Recuerdo que pensé que si las cosas me fueran tan mal como para querer morir, antes de suicidarme me fugaría. Uno siempre tiene tiempo para dejarlo todo y empezar una nueva vida en otro lugar. Ahora me doy cuenta de lo cándido que era entonces y de lo limpio que estaba todavía mi pensamiento. Ignoro cuando empezó a ensuciarse todo, ni cuando se volvió la vida tan complicada, pero ahora entiendo que hay cosas de las que uno no puede huir por muy lejos que se vaya.

A la mañana siguiente, cuando pasé por allí, los servicios de limpieza ya habían limpiado todo aquel desastre. Ya no quedaban restos de cristales rotos ni manchas de sangre en el suelo. Los operarios de la compañía telefónica retiraban los restos retorcidos de la cabina y procedían a instalar una nueva. Cuando volví de la escuela, en el lugar ya no quedaba nada que recordara aquel macabro incidente y la nueva cabina relucía bajo la luz rojiza de la tarde. Un hombre mantenía una conversación dentro, tan tranquilo, ajeno a todo lo que había ocurrido allí tan solo unas horas antes.
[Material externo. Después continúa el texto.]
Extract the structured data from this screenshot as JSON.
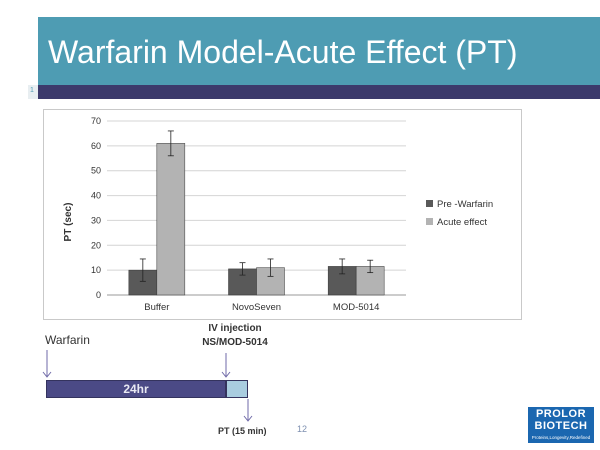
{
  "slide": {
    "title": "Warfarin Model-Acute Effect (PT)",
    "side_number": "1",
    "page_number": "12"
  },
  "chart_data": {
    "type": "bar",
    "title": "",
    "xlabel": "",
    "ylabel": "PT (sec)",
    "ylim": [
      0,
      70
    ],
    "yticks": [
      0,
      10,
      20,
      30,
      40,
      50,
      60,
      70
    ],
    "grid": true,
    "legend_position": "right",
    "categories": [
      "Buffer",
      "NovoSeven",
      "MOD-5014"
    ],
    "series": [
      {
        "name": "Pre -Warfarin",
        "color": "#595959",
        "values": [
          10,
          10.5,
          11.5
        ],
        "errors": [
          4.5,
          2.5,
          3
        ]
      },
      {
        "name": "Acute effect",
        "color": "#b3b3b3",
        "values": [
          61,
          11,
          11.5
        ],
        "errors": [
          5,
          3.5,
          2.5
        ]
      }
    ]
  },
  "timeline": {
    "warfarin_label": "Warfarin",
    "injection_label_line1": "IV injection",
    "injection_label_line2": "NS/MOD-5014",
    "duration_label": "24hr",
    "pt_label": "PT (15 min)"
  },
  "logo": {
    "line1": "PROLOR",
    "line2": "BIOTECH",
    "tagline": "Proteins,Longevity,Redefined"
  },
  "colors": {
    "title_bar": "#4e9cb3",
    "title_underline": "#3c3a6c",
    "timeline_bar": "#4b4a86",
    "timeline_pt": "#a9cde0",
    "logo_bg": "#1b67b0"
  }
}
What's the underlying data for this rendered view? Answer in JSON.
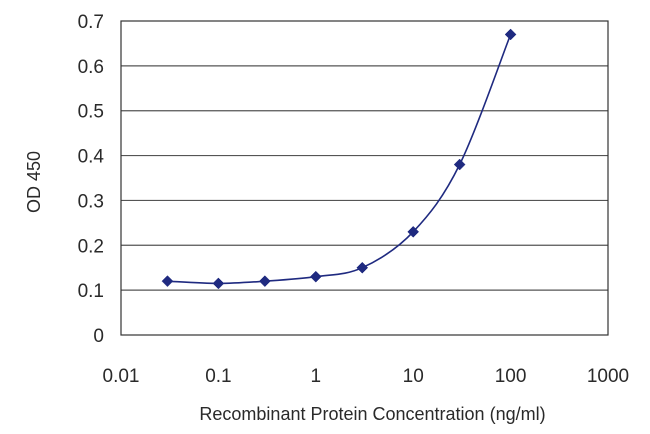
{
  "chart_data": {
    "type": "line",
    "title": "",
    "xlabel": "Recombinant Protein Concentration (ng/ml)",
    "ylabel": "OD 450",
    "x_scale": "log",
    "xlim": [
      0.01,
      1000
    ],
    "ylim": [
      0,
      0.7
    ],
    "x_ticks": [
      "0.01",
      "0.1",
      "1",
      "10",
      "100",
      "1000"
    ],
    "y_ticks": [
      "0",
      "0.1",
      "0.2",
      "0.3",
      "0.4",
      "0.5",
      "0.6",
      "0.7"
    ],
    "grid": "horizontal",
    "legend": "none",
    "series": [
      {
        "color": "#1f2a80",
        "marker": "diamond",
        "x": [
          0.03,
          0.1,
          0.3,
          1,
          3,
          10,
          30,
          100
        ],
        "y": [
          0.12,
          0.115,
          0.12,
          0.13,
          0.15,
          0.23,
          0.38,
          0.67
        ]
      }
    ],
    "gridline_color": "#555555",
    "axis_color": "#333333"
  }
}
La nueva cabina permaneció en servicio muchos años, como un monumento secreto al suicida desconocido. Creo que yo no volví a usarla nunca y si os hablo ahora de ella es porque, en algún despacho de algún organismo del estado, algún político decidió remodelar la vieja esquina y la entrada de las viejas escaleras, así que esta mañana, sin previo aviso, los trabajadores empezaron a romper el suelo y levantaron la cabina con una grúa. Yo me quedé mirando junto a algunos jubilados, pero tenía la sensación de que, de toda aquella gente, yo era el único que entendía lo que estaba pasando allí.